VII. 10 Facts about Alexis De Tocqueville
- In his lifetime, Tocqueville held a number of government positions. In the National Assembly and the Chamber of Deputies (1839–1848), he represented Manche, the hometown of his family (1848-1851). In addition, from June to October 1849, he briefly served as the national government's minister of foreign affairs.
- Beginning on May 9, 1831, the King of France granted Tocqueville a nine-month visa to travel throughout the United States.
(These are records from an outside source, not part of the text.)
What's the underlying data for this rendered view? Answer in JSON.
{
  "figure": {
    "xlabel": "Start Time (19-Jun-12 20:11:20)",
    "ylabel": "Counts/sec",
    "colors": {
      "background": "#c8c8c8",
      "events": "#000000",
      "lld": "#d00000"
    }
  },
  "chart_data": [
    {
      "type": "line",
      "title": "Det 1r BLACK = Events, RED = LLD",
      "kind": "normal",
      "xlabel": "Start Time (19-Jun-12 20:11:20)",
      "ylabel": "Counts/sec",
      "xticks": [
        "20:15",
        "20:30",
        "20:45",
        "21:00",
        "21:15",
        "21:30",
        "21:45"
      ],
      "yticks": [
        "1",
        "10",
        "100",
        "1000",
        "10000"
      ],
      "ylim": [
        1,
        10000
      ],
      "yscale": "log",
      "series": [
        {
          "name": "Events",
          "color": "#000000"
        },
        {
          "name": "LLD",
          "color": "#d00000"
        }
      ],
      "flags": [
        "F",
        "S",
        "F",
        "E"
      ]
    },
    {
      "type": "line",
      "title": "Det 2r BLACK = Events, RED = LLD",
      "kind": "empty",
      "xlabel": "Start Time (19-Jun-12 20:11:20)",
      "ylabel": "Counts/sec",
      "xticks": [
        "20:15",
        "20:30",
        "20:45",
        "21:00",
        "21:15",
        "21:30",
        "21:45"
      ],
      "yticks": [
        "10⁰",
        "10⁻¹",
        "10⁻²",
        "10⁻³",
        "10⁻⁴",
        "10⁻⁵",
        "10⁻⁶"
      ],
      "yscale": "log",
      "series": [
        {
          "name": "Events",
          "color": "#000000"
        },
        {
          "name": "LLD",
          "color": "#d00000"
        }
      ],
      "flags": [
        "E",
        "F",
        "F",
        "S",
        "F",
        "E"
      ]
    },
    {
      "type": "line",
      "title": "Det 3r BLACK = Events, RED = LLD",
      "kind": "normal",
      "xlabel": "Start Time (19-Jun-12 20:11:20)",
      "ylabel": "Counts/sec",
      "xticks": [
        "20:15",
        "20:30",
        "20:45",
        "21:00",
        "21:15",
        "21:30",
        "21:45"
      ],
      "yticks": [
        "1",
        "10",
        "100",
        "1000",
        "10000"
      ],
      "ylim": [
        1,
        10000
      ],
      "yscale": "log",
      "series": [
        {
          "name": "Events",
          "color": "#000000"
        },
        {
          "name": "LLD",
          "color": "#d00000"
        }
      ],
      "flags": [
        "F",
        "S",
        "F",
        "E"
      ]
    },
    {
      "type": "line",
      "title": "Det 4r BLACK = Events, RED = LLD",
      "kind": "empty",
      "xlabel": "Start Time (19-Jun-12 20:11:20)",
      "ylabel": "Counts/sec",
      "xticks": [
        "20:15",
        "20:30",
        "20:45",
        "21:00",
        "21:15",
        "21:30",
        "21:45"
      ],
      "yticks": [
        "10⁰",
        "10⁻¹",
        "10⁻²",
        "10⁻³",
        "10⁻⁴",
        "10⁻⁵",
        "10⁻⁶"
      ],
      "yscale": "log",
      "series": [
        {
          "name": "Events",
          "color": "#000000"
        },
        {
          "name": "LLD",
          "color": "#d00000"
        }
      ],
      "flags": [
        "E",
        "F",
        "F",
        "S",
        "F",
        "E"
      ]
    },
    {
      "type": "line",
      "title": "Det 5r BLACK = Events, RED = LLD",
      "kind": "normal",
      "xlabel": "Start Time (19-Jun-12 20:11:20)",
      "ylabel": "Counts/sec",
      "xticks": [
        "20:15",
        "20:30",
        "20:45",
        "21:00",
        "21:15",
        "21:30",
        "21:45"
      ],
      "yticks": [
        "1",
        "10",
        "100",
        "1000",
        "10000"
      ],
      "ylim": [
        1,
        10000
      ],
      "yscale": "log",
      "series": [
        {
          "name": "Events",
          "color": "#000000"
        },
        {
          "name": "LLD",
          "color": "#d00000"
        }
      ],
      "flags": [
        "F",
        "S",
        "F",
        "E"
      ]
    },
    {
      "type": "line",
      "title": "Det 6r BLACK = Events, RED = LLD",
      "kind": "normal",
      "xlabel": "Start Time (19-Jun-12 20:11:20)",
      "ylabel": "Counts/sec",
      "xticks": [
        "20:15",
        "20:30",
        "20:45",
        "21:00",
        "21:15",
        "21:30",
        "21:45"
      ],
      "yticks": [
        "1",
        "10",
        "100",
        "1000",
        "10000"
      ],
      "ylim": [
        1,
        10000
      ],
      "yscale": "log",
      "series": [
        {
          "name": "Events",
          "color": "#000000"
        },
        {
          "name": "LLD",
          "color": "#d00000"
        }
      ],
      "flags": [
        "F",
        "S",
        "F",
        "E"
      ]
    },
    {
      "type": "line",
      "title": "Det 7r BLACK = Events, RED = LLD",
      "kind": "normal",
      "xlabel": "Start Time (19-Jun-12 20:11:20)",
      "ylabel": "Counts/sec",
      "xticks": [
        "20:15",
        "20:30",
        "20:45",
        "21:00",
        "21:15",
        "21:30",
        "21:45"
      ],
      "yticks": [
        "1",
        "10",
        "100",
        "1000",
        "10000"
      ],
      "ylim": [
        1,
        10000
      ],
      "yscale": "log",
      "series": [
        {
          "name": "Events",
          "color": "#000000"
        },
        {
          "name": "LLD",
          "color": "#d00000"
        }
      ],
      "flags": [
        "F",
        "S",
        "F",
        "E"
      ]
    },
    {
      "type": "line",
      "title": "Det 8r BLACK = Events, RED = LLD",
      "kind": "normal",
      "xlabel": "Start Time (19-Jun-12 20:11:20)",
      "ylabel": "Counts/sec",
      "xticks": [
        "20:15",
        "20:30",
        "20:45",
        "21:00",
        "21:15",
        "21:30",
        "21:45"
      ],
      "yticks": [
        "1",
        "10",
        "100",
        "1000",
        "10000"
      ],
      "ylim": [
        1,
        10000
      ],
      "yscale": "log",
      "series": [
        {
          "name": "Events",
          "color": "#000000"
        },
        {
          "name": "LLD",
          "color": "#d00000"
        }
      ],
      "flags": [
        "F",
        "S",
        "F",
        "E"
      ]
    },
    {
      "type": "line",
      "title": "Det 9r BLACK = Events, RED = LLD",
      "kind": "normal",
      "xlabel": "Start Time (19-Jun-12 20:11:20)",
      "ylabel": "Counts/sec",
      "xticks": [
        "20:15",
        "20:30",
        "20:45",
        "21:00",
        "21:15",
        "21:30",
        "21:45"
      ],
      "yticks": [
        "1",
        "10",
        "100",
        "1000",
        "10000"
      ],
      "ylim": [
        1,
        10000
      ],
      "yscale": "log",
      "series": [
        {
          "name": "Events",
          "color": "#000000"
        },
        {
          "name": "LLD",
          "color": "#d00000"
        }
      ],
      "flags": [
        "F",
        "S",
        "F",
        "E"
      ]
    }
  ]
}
His official task was to research the American criminal justice system.
- Gustave de Beaumont accompanied Tocqueville on his journey.
- Tocqueville spent the majority of his time touring small towns and rural areas in the United States and Canada, though he did visit a few prisons.
- In a few passages, Tocqueville showed a fair amount of foresight. "To the south, the Union has one point of contact with the Mexican Empire, where one day serious wars may well develop," Tocqueville wrote about Mexico in volume I, part 1, chapter 8.
- Tocqueville supported democracy because he believed it promoted equality, but he also understood that, if not managed carefully, it could result in less freedom.
- The concepts of Tocqueville are timeless and frequently interpretable. On the campaign trail and when trying to pass legislation, both Republicans and Democrats, Liberals and Conservatives still cite Tocqueville.
- Tocqueville was right about some things that happened in America, but he was wrong about the Civil War, which was arguably the most significant thing that ever happened in American history. In Chapter 10 of Volume 1, Part 2, He wrote: "It would be challenging to demonstrate that one of these states could not do so if it wanted to remove its name from the contract today. The federal government would be unable to override it in any obvious way by relying on either force of law."
- At age 59, Tocqueville passed away from tuberculosis in Cannes, France, on April 16, 1859. He was laid to rest in Normandy at his family's graveyard.
- The comte de Tocqueville, Alexis Charles Henri Clérel, was born into an old aristocratic family. Due to the overthrow of Maximilien Robespierre, his father, an officer of the King Louis XVI's Constitutional Guard, narrowly avoided being put to death by guillotine.